Since then he has run just twice. On the first occasion he was beaten at Cheltenham by the tenacious but ill-fated Many Clouds. He was subsequently found to be injured and it meant missing the Gold Cup. On his comeback from injury, back over hurdles at Newbury at the start of the month, he was a disappointing fifth of six - beaten 13 lengths.
He ran promisingly for a long way but faded very tamely. That could just be a lack of fitness and if the 25 days he has had since have been enough to rectify that then he certainly has the talent. But if injury has robbed him of that extra gear he seemed to have at the end of his races then this could be a tough ask.
What will be there come the end of the race is the question surrounding Thistlecrack’s stablemate Fox Norton, but for very different reasons. Fox Norton does not have fitness concerns, he’s run six times in the last year and twice already this season with great credit, but rather due to stamina doubts.
Fox Norton has, until now, competed exclusively over shorter. He has only once run over a trip within half a mile of the King George’s and has spent the rest of his career racing over a trips more than three-quarters of a mile below that which he will encounter at Kempton. Given the King George is over three miles that is a sizable gap.
In the plus column his form over those shorter trips is pretty stellar, that one race over a bit further was the best performance of his career and a whole host of King George winners - Edredon Bleu, Kicking King, Kauto Star, Long Run and Cue Card - have come in with a similar profile with their biggest wins before their first King George coming over shorter.
If he takes to it and improves for the step up as they did, he is a major player. But it is a big if.

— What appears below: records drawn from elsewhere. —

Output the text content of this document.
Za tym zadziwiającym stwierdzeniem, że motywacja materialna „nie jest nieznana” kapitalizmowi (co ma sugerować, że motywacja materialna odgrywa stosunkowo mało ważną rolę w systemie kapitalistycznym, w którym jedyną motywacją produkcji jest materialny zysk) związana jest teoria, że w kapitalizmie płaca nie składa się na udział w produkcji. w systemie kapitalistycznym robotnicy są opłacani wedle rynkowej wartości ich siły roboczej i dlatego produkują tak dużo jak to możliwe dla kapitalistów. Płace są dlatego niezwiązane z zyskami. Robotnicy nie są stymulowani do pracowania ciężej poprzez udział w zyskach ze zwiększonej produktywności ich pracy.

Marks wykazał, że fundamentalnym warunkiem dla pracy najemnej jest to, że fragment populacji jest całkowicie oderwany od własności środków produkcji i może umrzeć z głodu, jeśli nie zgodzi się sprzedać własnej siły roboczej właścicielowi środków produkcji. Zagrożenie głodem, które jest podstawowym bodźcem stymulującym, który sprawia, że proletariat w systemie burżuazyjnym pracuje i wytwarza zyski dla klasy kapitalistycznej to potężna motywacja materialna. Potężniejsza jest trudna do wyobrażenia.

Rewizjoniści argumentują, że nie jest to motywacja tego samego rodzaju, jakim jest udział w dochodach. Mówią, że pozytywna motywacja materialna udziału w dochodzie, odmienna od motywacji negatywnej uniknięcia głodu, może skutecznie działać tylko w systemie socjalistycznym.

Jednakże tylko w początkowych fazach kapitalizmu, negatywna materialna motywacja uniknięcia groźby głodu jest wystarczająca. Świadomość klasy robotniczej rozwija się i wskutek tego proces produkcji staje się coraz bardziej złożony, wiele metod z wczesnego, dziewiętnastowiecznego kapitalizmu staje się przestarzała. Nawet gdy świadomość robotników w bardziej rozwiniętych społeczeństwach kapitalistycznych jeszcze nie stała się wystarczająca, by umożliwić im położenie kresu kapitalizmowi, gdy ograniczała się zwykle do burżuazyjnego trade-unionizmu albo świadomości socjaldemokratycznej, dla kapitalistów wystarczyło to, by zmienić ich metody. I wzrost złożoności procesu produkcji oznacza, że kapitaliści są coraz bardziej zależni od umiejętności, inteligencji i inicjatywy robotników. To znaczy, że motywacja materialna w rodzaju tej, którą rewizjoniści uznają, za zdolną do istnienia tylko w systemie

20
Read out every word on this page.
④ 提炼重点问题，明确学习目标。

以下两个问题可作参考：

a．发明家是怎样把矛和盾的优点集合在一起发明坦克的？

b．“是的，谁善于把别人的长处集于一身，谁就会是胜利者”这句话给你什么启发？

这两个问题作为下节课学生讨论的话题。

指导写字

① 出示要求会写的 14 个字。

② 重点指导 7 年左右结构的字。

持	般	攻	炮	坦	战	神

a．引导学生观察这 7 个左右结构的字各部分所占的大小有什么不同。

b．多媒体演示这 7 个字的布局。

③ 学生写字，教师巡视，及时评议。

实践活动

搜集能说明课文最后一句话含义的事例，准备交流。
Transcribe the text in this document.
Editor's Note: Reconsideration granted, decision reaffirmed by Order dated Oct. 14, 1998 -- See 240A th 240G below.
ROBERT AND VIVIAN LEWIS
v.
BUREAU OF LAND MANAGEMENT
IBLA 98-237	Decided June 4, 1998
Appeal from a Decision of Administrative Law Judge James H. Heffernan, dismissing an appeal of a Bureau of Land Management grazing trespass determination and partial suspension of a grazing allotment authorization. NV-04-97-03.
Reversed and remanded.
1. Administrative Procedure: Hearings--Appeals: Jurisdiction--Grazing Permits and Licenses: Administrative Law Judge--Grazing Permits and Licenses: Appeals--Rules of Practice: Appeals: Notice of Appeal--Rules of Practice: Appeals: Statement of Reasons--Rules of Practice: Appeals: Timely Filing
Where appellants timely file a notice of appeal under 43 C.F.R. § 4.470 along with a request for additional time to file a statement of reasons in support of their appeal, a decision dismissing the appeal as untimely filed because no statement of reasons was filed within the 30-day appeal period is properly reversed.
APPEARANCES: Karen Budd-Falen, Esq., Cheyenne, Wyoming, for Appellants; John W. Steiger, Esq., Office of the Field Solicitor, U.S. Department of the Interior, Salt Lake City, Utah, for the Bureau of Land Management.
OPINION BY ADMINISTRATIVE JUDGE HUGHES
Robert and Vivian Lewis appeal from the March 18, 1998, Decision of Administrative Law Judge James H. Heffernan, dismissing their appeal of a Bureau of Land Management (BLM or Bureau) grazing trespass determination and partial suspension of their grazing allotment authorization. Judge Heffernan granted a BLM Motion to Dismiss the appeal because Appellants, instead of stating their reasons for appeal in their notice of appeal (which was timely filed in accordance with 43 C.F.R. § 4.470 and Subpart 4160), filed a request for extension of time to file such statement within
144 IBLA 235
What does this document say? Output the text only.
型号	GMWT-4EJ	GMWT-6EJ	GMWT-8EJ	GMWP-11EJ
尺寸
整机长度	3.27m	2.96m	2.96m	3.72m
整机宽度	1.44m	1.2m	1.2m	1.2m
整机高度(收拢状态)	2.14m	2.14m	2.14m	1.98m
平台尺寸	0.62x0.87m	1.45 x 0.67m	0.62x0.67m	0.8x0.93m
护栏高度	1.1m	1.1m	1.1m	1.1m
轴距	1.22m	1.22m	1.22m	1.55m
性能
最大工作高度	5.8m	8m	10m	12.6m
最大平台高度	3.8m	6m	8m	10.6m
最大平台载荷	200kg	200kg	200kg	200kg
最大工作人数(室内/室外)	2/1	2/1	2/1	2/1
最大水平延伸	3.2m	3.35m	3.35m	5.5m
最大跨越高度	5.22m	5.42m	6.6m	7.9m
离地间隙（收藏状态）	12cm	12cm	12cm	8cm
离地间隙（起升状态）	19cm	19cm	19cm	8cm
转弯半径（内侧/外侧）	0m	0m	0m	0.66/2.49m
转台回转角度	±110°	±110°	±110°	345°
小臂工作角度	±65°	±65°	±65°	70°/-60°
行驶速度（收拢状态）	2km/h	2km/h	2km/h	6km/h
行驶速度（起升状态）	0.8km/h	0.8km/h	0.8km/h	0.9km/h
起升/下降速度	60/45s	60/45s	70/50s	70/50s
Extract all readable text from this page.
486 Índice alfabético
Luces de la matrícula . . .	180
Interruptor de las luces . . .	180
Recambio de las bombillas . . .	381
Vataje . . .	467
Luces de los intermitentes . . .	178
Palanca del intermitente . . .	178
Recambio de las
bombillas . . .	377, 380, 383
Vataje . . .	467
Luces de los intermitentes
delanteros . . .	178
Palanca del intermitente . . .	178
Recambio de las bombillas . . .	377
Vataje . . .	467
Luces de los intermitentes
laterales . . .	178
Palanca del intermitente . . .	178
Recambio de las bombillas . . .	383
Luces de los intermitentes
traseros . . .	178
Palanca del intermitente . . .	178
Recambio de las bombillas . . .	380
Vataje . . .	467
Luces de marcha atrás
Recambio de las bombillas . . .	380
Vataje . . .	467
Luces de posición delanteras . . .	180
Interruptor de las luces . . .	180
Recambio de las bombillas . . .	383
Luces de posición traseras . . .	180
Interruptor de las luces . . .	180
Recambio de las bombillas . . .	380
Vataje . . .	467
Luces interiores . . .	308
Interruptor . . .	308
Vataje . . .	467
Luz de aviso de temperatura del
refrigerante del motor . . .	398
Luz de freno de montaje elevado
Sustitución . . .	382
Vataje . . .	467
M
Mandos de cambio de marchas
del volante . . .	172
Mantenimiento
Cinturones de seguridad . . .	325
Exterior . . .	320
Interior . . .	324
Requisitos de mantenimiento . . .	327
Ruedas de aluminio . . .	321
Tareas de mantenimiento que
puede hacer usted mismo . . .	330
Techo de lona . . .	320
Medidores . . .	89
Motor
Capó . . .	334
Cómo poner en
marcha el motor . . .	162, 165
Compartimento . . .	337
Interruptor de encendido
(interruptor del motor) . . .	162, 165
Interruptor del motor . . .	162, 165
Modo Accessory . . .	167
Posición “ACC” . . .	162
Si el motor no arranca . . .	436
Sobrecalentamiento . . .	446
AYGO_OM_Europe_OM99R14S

The King George always attracts a stacked field and several others deserve a mention. Whisper’s got closest to Might Bite so far, twice in fact, while the all-conquering Willie Mullins has long touted Djakadam for this but he disappointed last time and Ireland’s best hope may lie with the Noel Meade pair of Disko, a sensational jumper who should appreciate this speed test, and his stablemate Road To Respect.